Versterking EU planningscapaciteit
Het Franse voorzitterschap wil de Europese militaire planning- en commandovoeringcapaciteit van het EVDB versterken op basis van de opgedane ervaring bij operaties en de gebleken operationele behoeftes. Het is echter nog niet duidelijk wat het voorzitterschap precies voor ogen staat.
Nederland heeft altijd aarzelingen gehad bij uitbreiding van de militaire planning- en commandovoeringcapaciteit. Dit zou kunnen leiden tot onnodige duplicering van bestaande NAVO- en nationale capaciteiten. Onder ‘Berlijn-plus’ kan de EU immers in beginsel gebruik maken van NAVO-commandovoeringsfaciliteiten. Zoals eerder in deze brief beschreven, onderkent Nederland echter ook dat ‘Berlijn-plus’ beperkingen kent. Ook kleven er een aantal nadelen aan de huidige planningspraktijk, waarin het Raadssecretariaat de strategische planning van een operatie verzorgt en de operationele planning vervolgens gebeurt in één van de vijf operationele hoofdkwartieren (dat wordt versterkt met officieren van deelnemende landen) en door een aan te wijzen operatiecommandant. Ten eerste kan de besluitvorming vertragen doordat pas in een laat stadium een operatiecommandant wordt aangewezen (zoals gebeurde bij de planning van de operatie in de Democratische Republiek Congo). Ten tweede is het aantal militaire operaties dat gelijktijdig kan worden uitgevoerd beperkt doordat slechts een beperkt aantal officieren beschikbaar is om een nationaal hoofdkwartier multinationaal te maken. De huidige planningssystematiek heeft overigens ook voordelen. Inzet van een nationaal hoofdkwartier kan leiden tot meer betrokkenheid van een grote EU-partner. De tot dusver uitgevoerde militaire operaties stonden steeds onder Duits of Frans commando. Vooral voor het welslagen van zwaardere operaties vindt Nederland deze betrokkenheid van belang. Wij zijn het met Frankrijk eens dat de Unie moet investeren in betere planning- en commandovoering.
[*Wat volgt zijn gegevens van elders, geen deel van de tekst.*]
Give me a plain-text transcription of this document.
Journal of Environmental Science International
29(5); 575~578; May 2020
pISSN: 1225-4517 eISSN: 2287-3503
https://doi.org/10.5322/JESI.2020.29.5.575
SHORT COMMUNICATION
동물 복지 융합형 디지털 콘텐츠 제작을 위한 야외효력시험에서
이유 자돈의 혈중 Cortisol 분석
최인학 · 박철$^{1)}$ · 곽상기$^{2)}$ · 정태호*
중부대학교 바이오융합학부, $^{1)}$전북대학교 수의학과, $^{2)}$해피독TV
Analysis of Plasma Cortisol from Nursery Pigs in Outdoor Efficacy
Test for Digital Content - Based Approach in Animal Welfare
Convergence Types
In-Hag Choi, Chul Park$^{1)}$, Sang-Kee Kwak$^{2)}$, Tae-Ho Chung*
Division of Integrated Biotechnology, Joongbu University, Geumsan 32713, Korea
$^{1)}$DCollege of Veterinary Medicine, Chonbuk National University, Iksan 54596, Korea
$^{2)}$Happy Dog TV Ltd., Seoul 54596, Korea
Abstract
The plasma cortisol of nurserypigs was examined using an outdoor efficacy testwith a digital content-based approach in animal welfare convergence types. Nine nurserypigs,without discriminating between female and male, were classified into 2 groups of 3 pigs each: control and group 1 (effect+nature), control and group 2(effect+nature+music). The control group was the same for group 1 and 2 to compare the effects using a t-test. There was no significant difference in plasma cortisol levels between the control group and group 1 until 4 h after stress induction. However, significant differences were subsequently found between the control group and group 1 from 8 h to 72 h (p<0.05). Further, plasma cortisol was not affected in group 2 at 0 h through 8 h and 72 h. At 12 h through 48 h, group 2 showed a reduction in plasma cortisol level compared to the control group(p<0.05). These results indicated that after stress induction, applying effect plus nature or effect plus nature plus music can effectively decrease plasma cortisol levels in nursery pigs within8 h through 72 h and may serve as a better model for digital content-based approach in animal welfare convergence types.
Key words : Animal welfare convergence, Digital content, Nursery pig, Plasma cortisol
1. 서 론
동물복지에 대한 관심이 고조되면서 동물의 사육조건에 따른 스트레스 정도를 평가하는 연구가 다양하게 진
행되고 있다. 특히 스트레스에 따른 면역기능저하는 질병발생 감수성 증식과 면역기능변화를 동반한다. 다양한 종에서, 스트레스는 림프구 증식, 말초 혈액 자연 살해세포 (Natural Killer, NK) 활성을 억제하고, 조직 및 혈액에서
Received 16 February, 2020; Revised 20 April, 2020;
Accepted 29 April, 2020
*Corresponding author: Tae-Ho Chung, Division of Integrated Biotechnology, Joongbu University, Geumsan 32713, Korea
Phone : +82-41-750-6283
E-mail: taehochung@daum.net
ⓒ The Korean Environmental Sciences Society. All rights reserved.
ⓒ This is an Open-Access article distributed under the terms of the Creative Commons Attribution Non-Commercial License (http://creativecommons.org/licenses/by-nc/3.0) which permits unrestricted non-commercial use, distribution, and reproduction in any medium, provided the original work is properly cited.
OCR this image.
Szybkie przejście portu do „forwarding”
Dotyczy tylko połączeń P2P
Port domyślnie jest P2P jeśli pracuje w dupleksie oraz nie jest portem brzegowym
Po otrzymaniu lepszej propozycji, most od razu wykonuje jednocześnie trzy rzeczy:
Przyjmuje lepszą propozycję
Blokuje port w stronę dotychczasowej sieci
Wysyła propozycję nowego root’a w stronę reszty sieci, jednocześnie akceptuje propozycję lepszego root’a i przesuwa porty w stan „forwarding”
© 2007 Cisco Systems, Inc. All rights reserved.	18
Voor wat betreft de militaire planning en commandovoering blijven wij echter van mening dat de relatie met de bij de NAVO al aanwezige capaciteiten op dat gebied goed in de gaten moet worden gehouden.
Aan de kant van de civiele crisisbeheersing is in augustus 2007 het Civilian Planning and Conduct Capability (CPCC) opgericht. Daarmee is de operationele planning en uitvoering van civiele crisisbeheersingsoperaties naar het spiegelbeeld van de militaire crisisbeheersingsoperaties ingericht. Een belangrijk verschil is dat in plaats van een commandant per operatie en een directeur-generaal van de militaire staf er één commandant aan het hoofd van alle civiele crisisbeheersingsoperaties staat, die tevens directeur van het CPCC is. Deze Commandant civiele operaties stuurt de missiehoofden aan. Voor de strategische planning van crisisbeheersingsoperaties beschikt de Unie over een directoraat voor de civiele en een directoraat voor militaire crisisbeheersing.
Naast de problemen bij de planning en aansturing van een militaire EVDB-operatie, onderkent Nederland ook knelpunten ten aanzien van de planning en aansturing van civiele operaties. De capaciteit van het CPCC is met zestig functies niet meer berekend op de steeds complexere civiele EVDB-operaties zoals in Kosovo en Afghanistan. Gezien het aantal en de complexiteit van de civiele operaties die de Unie thans uitvoert en in de toekomst zal uitvoeren, ligt versterking van de civiele planning- en aansturingcapaciteit voor de hand. Dit zou mede tot stand komen via verbeterde civiel-militaire samenwerking en civiele gebruikmaking van militaire expertise.
Naar onze mening is de sleutel voor versterking van de militaire- en civiele planning- en commandovoeringcapaciteit derhalve de versterking van de civiel-militaire samenwerking. De effectiviteit van civiele en militaire operaties is gebaat bij hechtere planning en commandovoering tussen beide, ondanks de inherent verschillende aard van beide soorten operaties. In de huidige structuur wordt echter onvoldoende van elkaars sterke punten geprofiteerd en gebeurt werk dubbelop. Nederland zet zich in voor praktische maatregelen die het coherente optreden van de Unie kunnen verbeteren.
Herziening van het financieringsmechanisme “Athena”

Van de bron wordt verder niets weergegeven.